Pensatore errante
Personaggi di vistosa originalità bizzarra nel racconto lungo che, tra il grottesco e il paradosso, esce dai confini di genere
L’improntitudine è un carattere evidente nell’opera di Thomas Bernhard. Ed è una forma di improntitudine totale, che investe le opinioni, i contenuti delle sue opere ma anche la forma, il dettaglio stilistico della sua prosa. E questo lo vediamo bene in ‘Camminare’, appena proposto da Adelphi nella traduzione di Giovanna Agabio. Si tratta di un’opera che sostanzialmente esce dai confini di genere, che potremmo definire, con molta approssimazione, un racconto lungo, un flusso ininterrotto, dove la singolarità proterva quanto necessaria di Bernhard acquista un’energia considerevole, nell’inconfondibile procedere della scrittura. Potente, insomma, e insieme provocatorio. Il rapporto introdotto è quello tra camminare e pensare, e i camminatori sono alcuni personaggi di vistosa originalità bizzarra e insieme ostinatamente riflessivi. Oehler, il primo interlocutore del camminatore narrante, esprime concetti estremi e sinistri con sinistra convinzione. Per esempio: “L’intero processo vitale è un processo di peggioramento”, o, poco oltre: “Tutta la storia è una storia totalmente priva di intelletto [...] completamente morta”. Ma non è il caso di farsi imbrigliare in questa negatività totale, perché Bernhard naviga nel grottesco e nel paradosso, nell’eccesso e, appunto, nella propria fiera improntitudine. Il testo non concede pause, si fa beffe di regole elementari della narrazione come in un racconto orale incalzante e frenetico e comprende anche una sorta di vicenda narrativa minimale e insistita nelle continue ripetizioni interne.
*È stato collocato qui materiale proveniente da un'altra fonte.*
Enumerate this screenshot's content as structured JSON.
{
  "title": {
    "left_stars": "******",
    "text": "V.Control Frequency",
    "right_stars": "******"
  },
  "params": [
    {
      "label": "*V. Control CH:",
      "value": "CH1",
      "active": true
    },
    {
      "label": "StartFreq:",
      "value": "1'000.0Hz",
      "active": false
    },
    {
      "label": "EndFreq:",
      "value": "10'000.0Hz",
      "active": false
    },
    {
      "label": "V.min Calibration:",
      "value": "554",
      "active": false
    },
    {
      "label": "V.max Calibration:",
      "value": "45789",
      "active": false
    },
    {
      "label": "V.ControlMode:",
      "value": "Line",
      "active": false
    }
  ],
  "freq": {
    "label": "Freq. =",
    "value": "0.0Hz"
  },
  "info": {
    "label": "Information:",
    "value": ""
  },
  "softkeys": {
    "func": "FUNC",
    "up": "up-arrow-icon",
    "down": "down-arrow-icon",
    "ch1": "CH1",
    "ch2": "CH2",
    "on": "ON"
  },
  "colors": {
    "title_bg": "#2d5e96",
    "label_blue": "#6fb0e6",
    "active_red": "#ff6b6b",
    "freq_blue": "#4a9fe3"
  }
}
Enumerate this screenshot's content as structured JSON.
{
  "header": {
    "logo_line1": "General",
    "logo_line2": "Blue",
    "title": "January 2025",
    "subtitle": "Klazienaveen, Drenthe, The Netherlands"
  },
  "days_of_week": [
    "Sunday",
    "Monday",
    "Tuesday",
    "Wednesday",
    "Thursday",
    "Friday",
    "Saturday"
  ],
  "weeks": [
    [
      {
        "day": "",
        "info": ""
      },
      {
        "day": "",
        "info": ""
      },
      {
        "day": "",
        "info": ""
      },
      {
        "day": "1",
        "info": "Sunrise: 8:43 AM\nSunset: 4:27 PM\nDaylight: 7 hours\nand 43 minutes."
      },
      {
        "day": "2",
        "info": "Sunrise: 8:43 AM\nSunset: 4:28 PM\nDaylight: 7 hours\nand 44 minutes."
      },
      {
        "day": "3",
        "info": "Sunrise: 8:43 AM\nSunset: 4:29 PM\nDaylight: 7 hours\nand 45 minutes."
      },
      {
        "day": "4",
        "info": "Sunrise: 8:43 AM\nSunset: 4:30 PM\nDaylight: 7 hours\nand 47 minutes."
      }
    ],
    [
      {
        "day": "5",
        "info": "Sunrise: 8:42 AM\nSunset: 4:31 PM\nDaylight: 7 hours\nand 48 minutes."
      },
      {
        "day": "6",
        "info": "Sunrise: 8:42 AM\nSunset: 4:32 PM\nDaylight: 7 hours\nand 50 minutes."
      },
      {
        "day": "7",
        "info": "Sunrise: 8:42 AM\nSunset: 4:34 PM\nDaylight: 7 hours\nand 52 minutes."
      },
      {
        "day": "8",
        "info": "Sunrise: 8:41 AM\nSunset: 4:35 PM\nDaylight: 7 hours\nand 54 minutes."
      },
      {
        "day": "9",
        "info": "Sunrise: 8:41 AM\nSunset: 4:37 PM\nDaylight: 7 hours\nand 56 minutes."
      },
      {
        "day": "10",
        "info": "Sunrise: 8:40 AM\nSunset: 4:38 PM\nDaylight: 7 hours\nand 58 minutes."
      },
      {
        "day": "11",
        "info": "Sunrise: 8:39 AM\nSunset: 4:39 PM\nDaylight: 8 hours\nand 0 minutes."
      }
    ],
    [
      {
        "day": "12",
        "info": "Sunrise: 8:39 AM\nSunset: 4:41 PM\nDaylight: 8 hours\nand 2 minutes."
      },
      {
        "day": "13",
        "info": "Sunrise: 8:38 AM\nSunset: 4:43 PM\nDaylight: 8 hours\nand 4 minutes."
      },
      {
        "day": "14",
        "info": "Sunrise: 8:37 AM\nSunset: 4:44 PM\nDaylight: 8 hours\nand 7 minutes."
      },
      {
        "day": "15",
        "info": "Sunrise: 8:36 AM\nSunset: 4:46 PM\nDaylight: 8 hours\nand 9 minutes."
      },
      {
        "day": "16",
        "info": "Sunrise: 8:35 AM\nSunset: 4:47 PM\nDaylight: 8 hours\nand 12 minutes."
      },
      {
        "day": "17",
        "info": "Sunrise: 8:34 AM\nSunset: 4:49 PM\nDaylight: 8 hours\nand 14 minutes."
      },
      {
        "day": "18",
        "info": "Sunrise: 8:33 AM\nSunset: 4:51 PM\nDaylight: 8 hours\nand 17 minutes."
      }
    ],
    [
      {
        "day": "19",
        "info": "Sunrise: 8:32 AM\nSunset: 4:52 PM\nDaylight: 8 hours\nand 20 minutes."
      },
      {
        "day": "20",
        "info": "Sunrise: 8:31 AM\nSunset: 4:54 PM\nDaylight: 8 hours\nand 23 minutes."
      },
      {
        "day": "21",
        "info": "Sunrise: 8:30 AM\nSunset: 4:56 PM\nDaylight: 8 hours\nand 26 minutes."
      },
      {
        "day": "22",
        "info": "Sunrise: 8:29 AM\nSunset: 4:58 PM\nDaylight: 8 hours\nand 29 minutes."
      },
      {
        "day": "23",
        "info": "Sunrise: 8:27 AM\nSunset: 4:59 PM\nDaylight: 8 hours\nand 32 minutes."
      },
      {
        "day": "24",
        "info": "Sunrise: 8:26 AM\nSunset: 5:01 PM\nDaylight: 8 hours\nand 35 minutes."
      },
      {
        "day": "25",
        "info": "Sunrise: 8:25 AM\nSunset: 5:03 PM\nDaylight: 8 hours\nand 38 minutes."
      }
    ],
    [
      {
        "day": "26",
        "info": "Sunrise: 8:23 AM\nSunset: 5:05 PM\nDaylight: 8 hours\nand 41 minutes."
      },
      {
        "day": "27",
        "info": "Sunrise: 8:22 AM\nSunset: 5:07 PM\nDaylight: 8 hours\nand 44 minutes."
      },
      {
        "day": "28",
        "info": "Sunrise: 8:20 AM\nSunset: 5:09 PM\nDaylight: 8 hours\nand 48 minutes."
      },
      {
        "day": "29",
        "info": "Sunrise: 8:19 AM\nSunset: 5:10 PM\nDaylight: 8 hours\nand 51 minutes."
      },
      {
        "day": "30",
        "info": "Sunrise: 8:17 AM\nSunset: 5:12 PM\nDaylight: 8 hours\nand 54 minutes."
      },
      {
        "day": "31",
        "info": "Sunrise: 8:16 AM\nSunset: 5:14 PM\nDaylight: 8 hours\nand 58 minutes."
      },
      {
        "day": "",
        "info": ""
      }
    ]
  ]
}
La virtù dei grandi scrittori è quella di antivedere, di capire lo svolgersi delle cose del mondo con anticipo
Un amico dell’io narrante e di Oehler è un certo Karrer, da poco “definitivamente” impazzito e ricoverato allo Steinhof di Vienna. La sua già traballante mente era stata sconvolta dal suicidio dello scienziato Hollensteiner, portato a questa tragedia finale a causa dell’indifferenza dello Stato. E infatti, osservazione notevole di Oehler: Hollensteiner non ha significato nulla per lo Stato perché non ha significato nulla per la massa” e, d’altra parte, aggiunge che Stato, società e massa “fanno di tutto per eliminare il pensiero”. Ricordiamo che Bernhard morì nell’89 e pubblicò questo libro nel ’71... Chissà cosa direbbe oggi il suo Oehler... Ma il grottesco raggiunge il vertice quando si tratta dell’impazzimento di Karrer, il quale entra con lo stesso Oe-
hler in un negozio di abbigliamento e inizia una feroce discussione con i negozianti sui pantaloni che si fa mostrare, che mette controluce per coglierne i punti radi del tessuto e sostenere, esacerbato e maniacale, che si tratta di tessuti di scarto cecoslovacchi. Un furibondo litigio su un’inezia, una tragedia
sul nulla, all’interno della quale, peraltro, spuntano segnali di luminosa acutezza, come quando lo stesso folle Karrer afferma, parlando della propria epoca: “Una simile artificialità non è mai esistita. [...] Ovunque lei guardi non vede altro che artificialità”. Un’osservazione di impressionante verità, soprattutto se rapportata al nostro presente. Un’osservazione che conferma una virtù dei grandi scrittori, che è quella di antivedere, di capire lo svolgersi delle cose del mondo con anticipo. E dunque camminiamo insieme a Bernhard, e con lui camminando, naturalmente, pensiamo.